Feminism, with its legacy of struggle to pull half of the human race out of oppression, has a deep and far reaching critique of the conceptual frameworks sanctioning the domination of women. This same critique is easily transferable to the domination of Nature, the exclusion of Nature’s voice from public debate, and disregard for Nature’s needs. Karen Warren explains why feminism is essential for environmentalists:
‘A responsible environmental ethic must embrace feminism. Otherwise even the seemingly most revolutionary, liberational, and holistic ethic will fail to take seriously the interconnected dominations of nature and women that are so much a part of the historical legacy and conceptual framework that sanctions the exploitation of nonhuman nature.’
According to Warren, an understanding of the connections between oppressions of woman and nature is critical because:
- It accurately represents historical reality
- It is necessary to understand the ‘logic of domination’
- Because feminist analysis reveals how domination works and what strategies have worked to resist domination.
The oppression of woman, human ‘others’ (i.e. the global south, indigenous people, the disempowered in this country etc.) and the non-human ‘others’ are all connected.

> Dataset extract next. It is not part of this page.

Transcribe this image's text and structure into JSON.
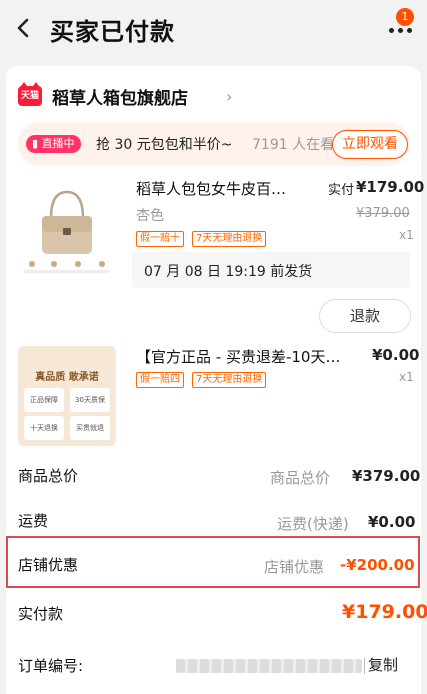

Feminist analysis reveals the unjust social conditions and institutional practices supporting domination as demonstrated blatantly by the exclusion of women’s voices on Channel Four documentary last night.
When I watched the programme and debate afterwards of the insistence on, even celebration of, a particularly agonistic and two-sided polemic. It made me remember a book by Deborah Tannen which draws links between masculinity and agonistic politics.
Spaces that exclude women have this kind of one-upmanship dynamic. Television producers are more interested in drama than solving societal problems. The result is debased public debate.